Seville in the south of Spain is a little off the beaten track but is one that rewards generously those who want to drive the extra miles. It is a city with a rich history and many architectural monuments, from the world’s largest Gothic cathedral to the exquisite royal palace of the Alcazar. Sun-drenched medieval streets, cozy restaurants, and friendly people will definitely leave a mark on your memory.

Seville is an excellent choice for those who went on vacation to the Iberian Peninsula, from Madrid or Lisbon you can get there in 2.5 hours.

  1. City of Architecture: Cologne

Cologne in Germany is a fascinating combination of ancient Roman walls and medieval churches. The twin spires of Cologne Cathedral are the hallmark of the city, and the view of the city from the South Tower is worth the 533 steps.

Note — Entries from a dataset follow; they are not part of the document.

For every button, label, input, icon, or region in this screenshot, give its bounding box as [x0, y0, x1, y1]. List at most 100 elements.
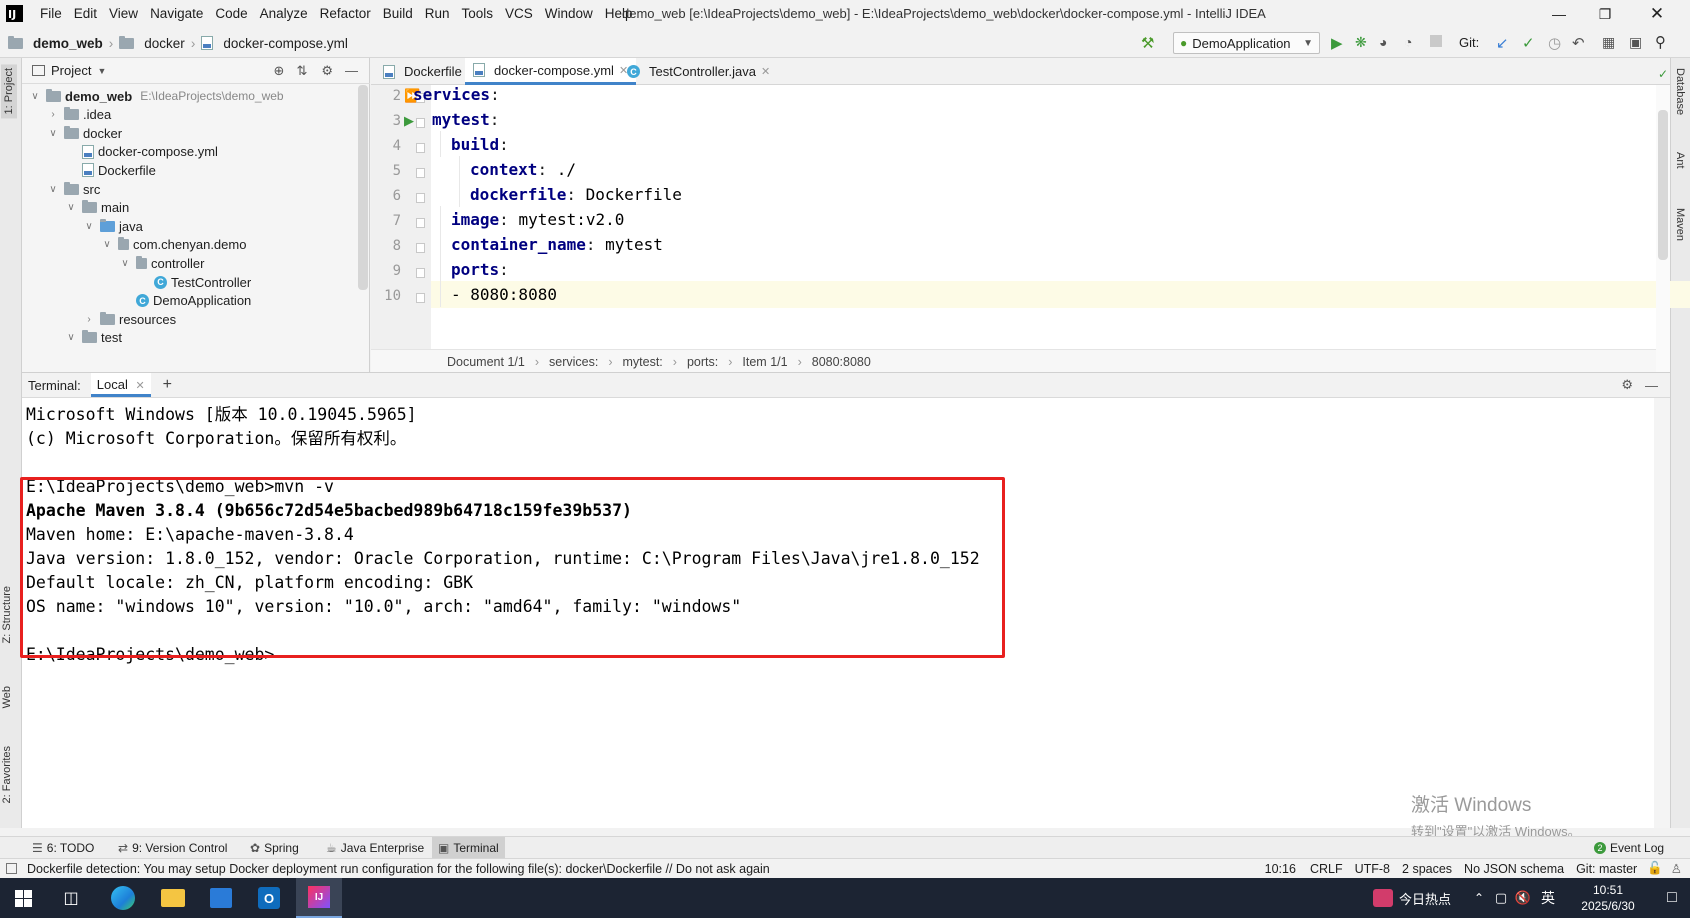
tree-item-controller[interactable]: ∨ controller [22, 253, 362, 273]
minimize-button[interactable]: — [1536, 0, 1582, 28]
menu-run[interactable]: Run [419, 0, 456, 28]
editor-crumb[interactable]: mytest: [623, 355, 663, 369]
close-icon[interactable]: ✕ [761, 65, 770, 78]
toolwindow-9-version-control[interactable]: ⇄ 9: Version Control [112, 837, 233, 859]
tab-project[interactable]: 1: Project [1, 64, 17, 119]
profile-icon[interactable]: ◔ [1404, 34, 1412, 50]
fold-marker-icon[interactable] [416, 193, 425, 203]
news-widget[interactable]: 今日热点 [1362, 878, 1462, 918]
menu-build[interactable]: Build [377, 0, 419, 28]
tab-ant[interactable]: Ant [1674, 152, 1686, 169]
code-area[interactable]: services: mytest: build: context: ./ dockerf… [413, 85, 1690, 360]
run-config-select[interactable]: ● DemoApplication ▼ [1173, 32, 1320, 54]
chevron-down-icon[interactable]: ∨ [118, 258, 132, 269]
menu-vcs[interactable]: VCS [499, 0, 539, 28]
lock-icon[interactable]: 🔓 [1647, 861, 1663, 876]
chevron-down-icon[interactable]: ∨ [64, 202, 78, 213]
fold-marker-icon[interactable] [416, 118, 425, 128]
toolwindow-spring[interactable]: ✿ Spring [244, 837, 305, 859]
gear-icon[interactable]: ⚙ [1621, 377, 1633, 393]
gear-icon[interactable]: ⚙ [321, 63, 333, 79]
project-structure-icon[interactable]: ▦ [1602, 34, 1615, 51]
crumb-file[interactable]: docker-compose.yml [223, 36, 348, 51]
editor-crumb[interactable]: 8080:8080 [812, 355, 871, 369]
outlook-icon[interactable]: O [246, 878, 292, 918]
tree-item-testcontroller[interactable]: C TestController [22, 272, 362, 292]
intellij-taskbar-icon[interactable]: IJ [296, 878, 342, 918]
caret-position[interactable]: 10:16 [1265, 862, 1296, 876]
crumb-project[interactable]: demo_web [33, 36, 103, 51]
run-gutter-icon[interactable]: ▶ [404, 113, 414, 129]
git-commit-icon[interactable]: ✓ [1522, 34, 1535, 52]
editor-crumb[interactable]: ports: [687, 355, 718, 369]
menu-edit[interactable]: Edit [68, 0, 103, 28]
rollback-icon[interactable]: ↶ [1572, 34, 1585, 52]
volume-icon[interactable]: 🔇 [1512, 878, 1534, 918]
tree-item-com-chenyan-demo[interactable]: ∨ com.chenyan.demo [22, 235, 362, 255]
tree-item-main[interactable]: ∨ main [22, 198, 362, 218]
tab-structure[interactable]: Z: Structure [1, 586, 13, 643]
tab-database[interactable]: Database [1674, 68, 1686, 115]
inspector-icon[interactable]: ♙ [1671, 861, 1682, 876]
restore-button[interactable]: ❐ [1582, 0, 1628, 28]
locate-icon[interactable]: ⊕ [274, 63, 285, 79]
network-icon[interactable]: ▢ [1490, 878, 1512, 918]
menu-analyze[interactable]: Analyze [254, 0, 314, 28]
chevron-down-icon[interactable]: ∨ [64, 332, 78, 343]
chevron-down-icon[interactable]: ∨ [28, 91, 42, 102]
tab-web[interactable]: Web [1, 686, 13, 708]
git-update-icon[interactable]: ↙ [1496, 34, 1509, 52]
menu-view[interactable]: View [103, 0, 144, 28]
close-icon[interactable]: ✕ [135, 380, 144, 392]
tab-testcontroller-java[interactable]: C TestController.java ✕ [619, 58, 778, 85]
tree-item-resources[interactable]: › resources [22, 309, 362, 329]
git-branch[interactable]: Git: master [1576, 862, 1637, 876]
chevron-down-icon[interactable]: ∨ [46, 184, 60, 195]
status-message[interactable]: Dockerfile detection: You may setup Dock… [27, 862, 770, 876]
fold-marker-icon[interactable] [416, 218, 425, 228]
coverage-icon[interactable]: ◕ [1379, 34, 1387, 50]
hide-icon[interactable]: — [345, 63, 358, 78]
toolwindow-terminal[interactable]: ▣ Terminal [432, 837, 505, 859]
tree-item-demo-web[interactable]: ∨ demo_web E:\IdeaProjects\demo_web [22, 86, 362, 106]
project-scrollbar[interactable] [358, 85, 368, 290]
debug-icon[interactable]: ❋ [1355, 34, 1367, 51]
chevron-up-icon[interactable]: ⌃ [1470, 878, 1488, 918]
stop-icon[interactable] [1430, 35, 1442, 47]
event-log-button[interactable]: 2 Event Log [1588, 837, 1670, 859]
editor-scrollbar[interactable]: ✓ [1656, 67, 1670, 372]
indent-setting[interactable]: 2 spaces [1402, 862, 1452, 876]
windows-start-icon[interactable] [0, 878, 46, 918]
terminal-window-icon[interactable]: ▣ [1629, 34, 1642, 51]
menu-tools[interactable]: Tools [456, 0, 500, 28]
editor-crumb[interactable]: Document 1/1 [447, 355, 525, 369]
editor-crumb[interactable]: Item 1/1 [742, 355, 787, 369]
tree-item-demoapplication[interactable]: C DemoApplication [22, 291, 362, 311]
menu-refactor[interactable]: Refactor [314, 0, 377, 28]
terminal-scrollbar[interactable] [1654, 398, 1670, 828]
ime-indicator[interactable]: 英 [1536, 878, 1560, 918]
tab-maven[interactable]: Maven [1674, 208, 1686, 241]
search-icon[interactable]: ⚲ [1655, 33, 1666, 51]
new-terminal-button[interactable]: + [163, 376, 172, 394]
menu-navigate[interactable]: Navigate [144, 0, 209, 28]
project-panel-title[interactable]: Project [51, 63, 91, 78]
tree-item-docker-compose-yml[interactable]: docker-compose.yml [22, 142, 362, 162]
toolwindow-6-todo[interactable]: ☰ 6: TODO [26, 837, 100, 859]
chevron-right-icon[interactable]: › [82, 314, 96, 325]
tab-favorites[interactable]: 2: Favorites [1, 746, 13, 803]
menu-code[interactable]: Code [209, 0, 253, 28]
json-schema[interactable]: No JSON schema [1464, 862, 1564, 876]
file-encoding[interactable]: UTF-8 [1355, 862, 1390, 876]
hide-icon[interactable]: — [1645, 378, 1658, 393]
editor-crumb[interactable]: services: [549, 355, 598, 369]
tree-item-test[interactable]: ∨ test [22, 328, 362, 348]
history-icon[interactable]: ◷ [1548, 34, 1561, 52]
chevron-down-icon[interactable]: ∨ [46, 128, 60, 139]
file-explorer-icon[interactable] [150, 878, 196, 918]
menu-file[interactable]: File [34, 0, 68, 28]
chevron-down-icon[interactable]: ∨ [82, 221, 96, 232]
menu-window[interactable]: Window [539, 0, 599, 28]
crumb-folder[interactable]: docker [144, 36, 185, 51]
tree-item-docker[interactable]: ∨ docker [22, 123, 362, 143]
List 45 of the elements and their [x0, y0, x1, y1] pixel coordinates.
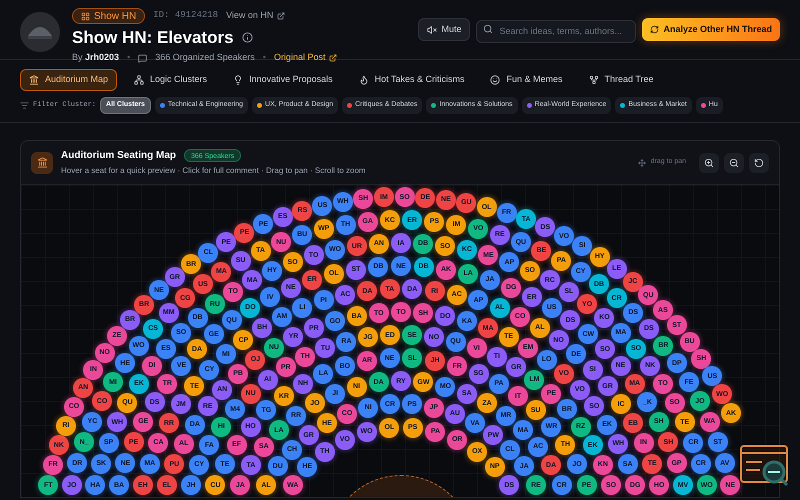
original-post-link[interactable]: Original Post	[274, 51, 338, 65]
tab[interactable]: Thread Tree	[580, 69, 663, 91]
analyze-button[interactable]: Analyze Other HN Thread	[642, 18, 780, 41]
tab[interactable]: Fun & Memes	[481, 69, 572, 91]
view-on-hn-link[interactable]: View on HN	[226, 9, 286, 23]
external-link-icon	[277, 12, 286, 20]
map-title: Auditorium Seating Map	[61, 149, 176, 163]
mute-button[interactable]: Mute	[418, 18, 470, 41]
separator-dot: •	[127, 51, 130, 64]
search-icon	[483, 24, 494, 34]
lightbulb-icon	[233, 75, 244, 85]
reset-view-button[interactable]	[749, 152, 769, 172]
auditorium-icon	[31, 152, 53, 174]
tab[interactable]: Hot Takes & Criticisms	[350, 69, 474, 91]
zoom-in-button[interactable]	[699, 152, 719, 172]
tab[interactable]: Logic Clusters	[125, 69, 216, 91]
network-icon	[134, 75, 144, 85]
logo-icon	[20, 12, 60, 52]
info-icon	[242, 32, 253, 44]
zoom-in-icon	[704, 158, 714, 168]
reset-icon	[754, 158, 764, 168]
move-icon	[638, 158, 646, 166]
external-link-icon	[329, 54, 338, 62]
search-field[interactable]: Search ideas, terms, authors...	[476, 20, 636, 42]
zoom-out-button[interactable]	[724, 152, 744, 172]
mute-icon	[427, 24, 438, 34]
fork-icon	[588, 75, 599, 85]
badge-label: Show HN	[94, 10, 136, 24]
page-title: Show HN: Elevators	[72, 27, 234, 48]
author-label: By Jrh0203	[72, 51, 120, 64]
zoom-out-icon	[729, 158, 739, 168]
refresh-icon	[650, 25, 660, 34]
comment-icon	[138, 54, 148, 62]
post-id: ID: 49124218	[153, 9, 218, 22]
landmark-icon	[29, 75, 39, 85]
speaker-count: 366 Organized Speakers	[155, 51, 255, 64]
map-subtitle: Hover a seat for a quick preview · Click for full comment · Drag to pan · Scroll to zoom	[61, 165, 366, 177]
smile-icon	[490, 75, 500, 85]
tab[interactable]: Innovative Proposals	[224, 69, 342, 91]
browser-search-icon	[740, 444, 790, 488]
grid-icon	[81, 12, 90, 20]
tab[interactable]: Auditorium Map	[20, 69, 118, 91]
flame-icon	[358, 75, 369, 85]
filter-icon	[20, 101, 29, 110]
separator-dot: •	[262, 51, 266, 64]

The cathedral also houses the world’s largest freely rotating bell, weighing 24 tons.

Cologne is perfect for travelers who went to the west of Europe. From any city in France, Benelux, and England, as well as from anywhere in Germany, you will reach Cologne within 5 hours.

  1. Vineyard City: Bordeaux

Bordeaux is the wine capital of France and delights visitors with its picturesque vineyards. Here you can go on tours of aristocratic wineries or castles to learn more about the winemaking process and taste the end product. In the city itself, the ultra-modern Cite du Vin museum – was created to acquaint the younger generation with this drink and its heritage.

It is easy to get to Bordeaux from anywhere in France, the journey from Paris will take about 2.5 hours. From London, Amsterdam or Madrid, the journey will take 4-5 hours.